The vote was 68-32 in favor. Here it is for your review. You will see that 52 Democrats voted for it, while nine opposed; among Republicans, 22 opposed and 16 voted yea (the remaining no vote was cast by an independent, Virginia conservative Harry Byrd).
The Republican yea votes came from a breed of politicians who sure don't exist within the Republican Party anymore: Jack Javits, Charles Percy, Mac Mathias, Edward Brooke, Lowell Weicker, Howard Baker...I could go on. You get the idea.
Important point: Opposition was ferocious. It was enormously controversial. This was one of the first fights on which a then-new Jesse Helms made his bones, invoking all the usual xenophobic arguments you'd expect. I remember it well, even though I was just in high school in West Virginia, because supporting the treaty was one of Robert Byrd's most courageous moments in his entire career, probably the most courageous; he even agreed to be the 67th vote to be the one to take the heat.
So it's not like this was an easy one. It was really explosive. And yet, Carter, a weakened and already not-very-popular president, got 16 Republican votes.
This is the question those of what Greg Sargent calls the "Green Lantern Theory" of presidential politics--that the president has a magic ring that would bend others to his will if only he wielded it with the proper authority--need to ponder: Did Carter possess powers of persuasion that Obama does not? Of course not. Carter's powers of persuasion were quite limited.
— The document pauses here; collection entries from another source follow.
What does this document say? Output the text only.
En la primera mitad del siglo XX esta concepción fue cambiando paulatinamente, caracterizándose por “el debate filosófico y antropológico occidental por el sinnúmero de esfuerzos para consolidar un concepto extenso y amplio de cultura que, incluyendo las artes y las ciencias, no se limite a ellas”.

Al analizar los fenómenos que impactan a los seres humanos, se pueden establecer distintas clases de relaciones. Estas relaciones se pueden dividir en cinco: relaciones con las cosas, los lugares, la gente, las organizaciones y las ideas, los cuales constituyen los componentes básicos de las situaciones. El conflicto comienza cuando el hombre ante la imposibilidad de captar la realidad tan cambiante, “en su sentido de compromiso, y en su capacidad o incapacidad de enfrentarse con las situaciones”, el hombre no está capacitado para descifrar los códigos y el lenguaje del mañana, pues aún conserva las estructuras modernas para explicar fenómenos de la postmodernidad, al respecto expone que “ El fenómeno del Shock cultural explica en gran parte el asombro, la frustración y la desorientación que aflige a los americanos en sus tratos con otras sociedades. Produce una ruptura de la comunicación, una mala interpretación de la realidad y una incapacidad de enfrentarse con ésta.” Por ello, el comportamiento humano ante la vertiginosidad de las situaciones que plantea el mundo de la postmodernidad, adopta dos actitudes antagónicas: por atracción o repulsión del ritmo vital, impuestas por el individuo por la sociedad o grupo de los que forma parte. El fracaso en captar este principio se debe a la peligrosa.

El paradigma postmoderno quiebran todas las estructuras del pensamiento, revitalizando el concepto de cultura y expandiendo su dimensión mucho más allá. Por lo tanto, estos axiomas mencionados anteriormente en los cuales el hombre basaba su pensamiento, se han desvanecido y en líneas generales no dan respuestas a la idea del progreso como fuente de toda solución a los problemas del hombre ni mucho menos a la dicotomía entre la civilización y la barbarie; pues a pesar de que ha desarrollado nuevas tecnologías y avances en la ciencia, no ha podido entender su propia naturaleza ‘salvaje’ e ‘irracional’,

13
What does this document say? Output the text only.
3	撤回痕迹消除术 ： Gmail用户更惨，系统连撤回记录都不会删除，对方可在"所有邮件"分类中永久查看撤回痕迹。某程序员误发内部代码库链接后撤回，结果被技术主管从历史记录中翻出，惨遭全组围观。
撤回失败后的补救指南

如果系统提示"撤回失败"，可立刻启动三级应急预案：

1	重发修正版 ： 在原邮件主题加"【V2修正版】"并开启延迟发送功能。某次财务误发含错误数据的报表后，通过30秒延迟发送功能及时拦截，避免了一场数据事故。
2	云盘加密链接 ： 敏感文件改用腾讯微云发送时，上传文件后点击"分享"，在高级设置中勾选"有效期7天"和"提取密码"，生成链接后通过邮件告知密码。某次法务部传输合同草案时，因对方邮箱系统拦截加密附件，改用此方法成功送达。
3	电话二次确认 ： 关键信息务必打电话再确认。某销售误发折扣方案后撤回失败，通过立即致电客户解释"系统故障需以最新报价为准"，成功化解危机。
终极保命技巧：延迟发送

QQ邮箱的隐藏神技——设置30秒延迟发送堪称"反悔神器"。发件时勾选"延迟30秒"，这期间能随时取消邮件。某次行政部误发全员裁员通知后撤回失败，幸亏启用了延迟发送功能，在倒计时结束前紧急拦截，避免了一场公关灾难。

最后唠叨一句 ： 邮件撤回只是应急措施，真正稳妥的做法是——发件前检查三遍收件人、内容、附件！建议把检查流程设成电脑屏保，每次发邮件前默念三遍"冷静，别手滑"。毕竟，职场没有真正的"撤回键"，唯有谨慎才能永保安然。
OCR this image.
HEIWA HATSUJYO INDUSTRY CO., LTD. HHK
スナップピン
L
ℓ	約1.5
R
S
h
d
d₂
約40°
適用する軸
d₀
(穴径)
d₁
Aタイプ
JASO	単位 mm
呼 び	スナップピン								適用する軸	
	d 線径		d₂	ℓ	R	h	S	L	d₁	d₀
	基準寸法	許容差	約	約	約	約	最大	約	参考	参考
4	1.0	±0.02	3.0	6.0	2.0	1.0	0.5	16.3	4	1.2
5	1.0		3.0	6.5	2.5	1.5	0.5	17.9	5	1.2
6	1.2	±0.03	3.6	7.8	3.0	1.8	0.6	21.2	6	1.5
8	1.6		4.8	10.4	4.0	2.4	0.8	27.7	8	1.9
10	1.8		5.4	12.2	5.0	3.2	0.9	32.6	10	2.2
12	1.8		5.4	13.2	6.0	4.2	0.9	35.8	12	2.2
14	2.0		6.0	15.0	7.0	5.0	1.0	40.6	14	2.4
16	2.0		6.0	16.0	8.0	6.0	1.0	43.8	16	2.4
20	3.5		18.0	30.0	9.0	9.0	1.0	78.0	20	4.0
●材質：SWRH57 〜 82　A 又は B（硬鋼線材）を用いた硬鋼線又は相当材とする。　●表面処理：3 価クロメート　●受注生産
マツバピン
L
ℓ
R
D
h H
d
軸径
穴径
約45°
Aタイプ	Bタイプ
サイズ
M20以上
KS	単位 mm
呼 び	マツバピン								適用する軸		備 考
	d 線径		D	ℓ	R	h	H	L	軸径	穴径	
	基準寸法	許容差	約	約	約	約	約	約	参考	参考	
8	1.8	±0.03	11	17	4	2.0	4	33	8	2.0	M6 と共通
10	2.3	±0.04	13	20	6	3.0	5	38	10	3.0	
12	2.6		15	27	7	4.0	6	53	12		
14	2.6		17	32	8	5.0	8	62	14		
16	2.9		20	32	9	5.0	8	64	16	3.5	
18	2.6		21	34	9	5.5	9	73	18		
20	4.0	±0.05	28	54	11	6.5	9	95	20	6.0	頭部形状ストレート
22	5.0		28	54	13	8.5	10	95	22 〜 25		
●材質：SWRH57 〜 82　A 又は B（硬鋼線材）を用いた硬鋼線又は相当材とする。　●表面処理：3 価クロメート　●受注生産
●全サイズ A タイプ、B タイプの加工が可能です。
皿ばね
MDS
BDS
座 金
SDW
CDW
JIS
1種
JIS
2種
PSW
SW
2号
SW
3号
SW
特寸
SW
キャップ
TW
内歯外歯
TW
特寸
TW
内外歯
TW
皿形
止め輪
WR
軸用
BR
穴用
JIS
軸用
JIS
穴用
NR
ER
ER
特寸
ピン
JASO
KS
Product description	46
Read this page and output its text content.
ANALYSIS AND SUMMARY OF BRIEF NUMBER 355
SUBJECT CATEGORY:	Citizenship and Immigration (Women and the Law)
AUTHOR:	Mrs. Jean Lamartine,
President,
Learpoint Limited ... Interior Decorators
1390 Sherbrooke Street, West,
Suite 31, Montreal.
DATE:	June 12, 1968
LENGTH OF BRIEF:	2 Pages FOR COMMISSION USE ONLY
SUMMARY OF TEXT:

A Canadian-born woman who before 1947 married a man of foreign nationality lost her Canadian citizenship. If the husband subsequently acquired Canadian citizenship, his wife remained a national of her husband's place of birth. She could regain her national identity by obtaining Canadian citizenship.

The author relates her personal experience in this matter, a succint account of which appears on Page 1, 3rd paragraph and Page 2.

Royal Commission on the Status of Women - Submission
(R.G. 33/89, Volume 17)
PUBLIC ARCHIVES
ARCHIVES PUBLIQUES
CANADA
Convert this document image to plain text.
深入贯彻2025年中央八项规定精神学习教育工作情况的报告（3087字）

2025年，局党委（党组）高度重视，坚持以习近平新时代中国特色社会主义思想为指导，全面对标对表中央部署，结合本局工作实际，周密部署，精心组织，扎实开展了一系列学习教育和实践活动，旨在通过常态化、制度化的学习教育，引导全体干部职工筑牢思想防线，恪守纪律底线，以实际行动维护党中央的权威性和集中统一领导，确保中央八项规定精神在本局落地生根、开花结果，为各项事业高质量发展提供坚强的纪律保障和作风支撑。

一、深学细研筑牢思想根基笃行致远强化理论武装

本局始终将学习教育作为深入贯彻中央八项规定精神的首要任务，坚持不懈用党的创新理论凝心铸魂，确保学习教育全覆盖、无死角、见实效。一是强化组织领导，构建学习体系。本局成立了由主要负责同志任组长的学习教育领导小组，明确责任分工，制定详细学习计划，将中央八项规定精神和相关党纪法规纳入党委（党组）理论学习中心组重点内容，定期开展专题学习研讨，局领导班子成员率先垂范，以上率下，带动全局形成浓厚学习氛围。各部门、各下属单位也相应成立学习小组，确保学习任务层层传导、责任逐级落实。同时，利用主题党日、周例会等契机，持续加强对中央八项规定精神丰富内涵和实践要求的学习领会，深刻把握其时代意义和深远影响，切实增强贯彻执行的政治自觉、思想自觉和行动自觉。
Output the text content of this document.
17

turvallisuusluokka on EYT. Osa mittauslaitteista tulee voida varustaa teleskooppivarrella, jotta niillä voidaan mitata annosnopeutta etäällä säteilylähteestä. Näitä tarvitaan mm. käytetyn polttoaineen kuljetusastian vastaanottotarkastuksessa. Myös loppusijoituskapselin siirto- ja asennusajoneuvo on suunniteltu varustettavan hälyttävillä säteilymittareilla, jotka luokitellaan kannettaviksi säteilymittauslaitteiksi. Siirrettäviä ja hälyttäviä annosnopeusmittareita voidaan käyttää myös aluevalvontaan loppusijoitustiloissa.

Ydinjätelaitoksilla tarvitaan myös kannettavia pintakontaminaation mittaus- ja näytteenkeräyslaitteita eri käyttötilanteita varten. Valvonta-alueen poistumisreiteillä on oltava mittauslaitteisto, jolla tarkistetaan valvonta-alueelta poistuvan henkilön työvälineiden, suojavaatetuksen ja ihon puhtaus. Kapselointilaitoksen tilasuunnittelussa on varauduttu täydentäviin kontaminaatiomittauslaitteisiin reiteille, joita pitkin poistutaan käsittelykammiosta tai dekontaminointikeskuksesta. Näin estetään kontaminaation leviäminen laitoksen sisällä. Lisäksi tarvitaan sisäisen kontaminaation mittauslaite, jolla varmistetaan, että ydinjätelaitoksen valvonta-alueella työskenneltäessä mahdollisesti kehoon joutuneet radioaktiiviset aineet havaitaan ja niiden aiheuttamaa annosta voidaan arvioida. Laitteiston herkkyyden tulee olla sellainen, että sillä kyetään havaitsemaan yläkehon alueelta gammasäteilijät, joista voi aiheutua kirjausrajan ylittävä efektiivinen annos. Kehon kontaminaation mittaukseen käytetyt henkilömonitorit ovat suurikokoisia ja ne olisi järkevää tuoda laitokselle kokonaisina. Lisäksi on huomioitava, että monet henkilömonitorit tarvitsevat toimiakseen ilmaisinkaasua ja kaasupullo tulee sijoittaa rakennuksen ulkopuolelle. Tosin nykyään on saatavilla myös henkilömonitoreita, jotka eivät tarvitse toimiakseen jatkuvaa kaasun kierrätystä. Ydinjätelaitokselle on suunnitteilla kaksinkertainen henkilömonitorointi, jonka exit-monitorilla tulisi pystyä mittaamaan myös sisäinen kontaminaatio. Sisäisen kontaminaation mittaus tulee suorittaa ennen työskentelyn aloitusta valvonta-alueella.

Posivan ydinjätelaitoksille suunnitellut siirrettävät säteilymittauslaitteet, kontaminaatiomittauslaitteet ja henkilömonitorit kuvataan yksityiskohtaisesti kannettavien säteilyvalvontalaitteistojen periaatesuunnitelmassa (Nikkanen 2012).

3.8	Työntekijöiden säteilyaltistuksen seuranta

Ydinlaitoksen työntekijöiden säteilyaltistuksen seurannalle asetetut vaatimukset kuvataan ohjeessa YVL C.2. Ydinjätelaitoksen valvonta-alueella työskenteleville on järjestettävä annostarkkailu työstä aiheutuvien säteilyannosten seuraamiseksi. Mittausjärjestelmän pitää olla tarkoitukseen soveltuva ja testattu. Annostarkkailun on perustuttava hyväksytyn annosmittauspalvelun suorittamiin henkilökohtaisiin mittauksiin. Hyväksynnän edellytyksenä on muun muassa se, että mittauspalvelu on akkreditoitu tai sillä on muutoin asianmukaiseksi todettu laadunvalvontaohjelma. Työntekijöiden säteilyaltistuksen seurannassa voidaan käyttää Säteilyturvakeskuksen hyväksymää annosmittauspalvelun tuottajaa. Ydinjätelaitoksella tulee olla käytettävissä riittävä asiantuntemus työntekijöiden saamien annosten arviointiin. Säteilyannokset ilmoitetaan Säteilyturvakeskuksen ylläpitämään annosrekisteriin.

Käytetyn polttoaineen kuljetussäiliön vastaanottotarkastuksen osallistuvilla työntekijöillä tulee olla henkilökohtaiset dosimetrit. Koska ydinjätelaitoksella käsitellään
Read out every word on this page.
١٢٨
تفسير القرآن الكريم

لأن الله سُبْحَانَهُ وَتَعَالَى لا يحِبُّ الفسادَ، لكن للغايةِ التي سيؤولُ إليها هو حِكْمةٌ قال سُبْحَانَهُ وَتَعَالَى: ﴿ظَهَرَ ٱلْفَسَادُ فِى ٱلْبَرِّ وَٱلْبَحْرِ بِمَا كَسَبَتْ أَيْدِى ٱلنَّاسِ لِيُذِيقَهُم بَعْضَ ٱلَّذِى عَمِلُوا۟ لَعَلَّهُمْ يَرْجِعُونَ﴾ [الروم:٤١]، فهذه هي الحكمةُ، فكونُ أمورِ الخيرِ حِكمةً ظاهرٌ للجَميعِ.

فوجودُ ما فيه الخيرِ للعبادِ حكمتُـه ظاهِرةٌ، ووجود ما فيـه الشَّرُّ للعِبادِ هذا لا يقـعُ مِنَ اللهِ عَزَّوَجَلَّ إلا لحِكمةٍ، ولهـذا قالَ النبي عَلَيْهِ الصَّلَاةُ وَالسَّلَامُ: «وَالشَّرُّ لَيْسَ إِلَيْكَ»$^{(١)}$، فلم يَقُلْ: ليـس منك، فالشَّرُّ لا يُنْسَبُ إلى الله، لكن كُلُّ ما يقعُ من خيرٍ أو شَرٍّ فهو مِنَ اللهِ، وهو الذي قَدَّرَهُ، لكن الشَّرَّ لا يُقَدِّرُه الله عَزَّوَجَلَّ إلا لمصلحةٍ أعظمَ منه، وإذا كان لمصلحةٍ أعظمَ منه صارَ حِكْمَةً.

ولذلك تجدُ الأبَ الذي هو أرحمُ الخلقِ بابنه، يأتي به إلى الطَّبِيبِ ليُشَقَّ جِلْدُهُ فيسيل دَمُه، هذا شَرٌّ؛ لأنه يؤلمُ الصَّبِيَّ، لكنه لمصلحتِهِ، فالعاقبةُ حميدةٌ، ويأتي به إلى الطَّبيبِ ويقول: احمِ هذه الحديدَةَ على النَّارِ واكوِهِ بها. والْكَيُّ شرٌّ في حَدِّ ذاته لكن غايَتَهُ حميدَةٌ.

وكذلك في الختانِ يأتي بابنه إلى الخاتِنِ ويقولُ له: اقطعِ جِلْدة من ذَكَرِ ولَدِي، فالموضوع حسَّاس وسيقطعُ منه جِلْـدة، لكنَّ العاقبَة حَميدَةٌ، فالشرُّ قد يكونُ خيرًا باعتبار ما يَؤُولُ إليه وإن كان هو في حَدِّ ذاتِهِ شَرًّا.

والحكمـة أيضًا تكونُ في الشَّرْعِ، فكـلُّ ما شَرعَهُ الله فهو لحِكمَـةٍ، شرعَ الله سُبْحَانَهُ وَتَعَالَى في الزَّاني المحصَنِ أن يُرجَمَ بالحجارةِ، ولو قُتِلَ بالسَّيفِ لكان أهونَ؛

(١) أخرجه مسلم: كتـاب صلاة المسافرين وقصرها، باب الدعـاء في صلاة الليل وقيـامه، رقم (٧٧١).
What was different then was not that Carter had a magic ring. It was the nature of the GOP. Imagine Obama presenting a similar treaty to the US Senate today. Are you kidding me?! It wouldn't have a prayer of getting a single Republican vote. This would not be because Obama doesn't scare people or, conversely, because he fails to drink bourbon with McConnell. It would be because the GOP is all those things I said in the first sentence above. This is a unique and bleak historical situation.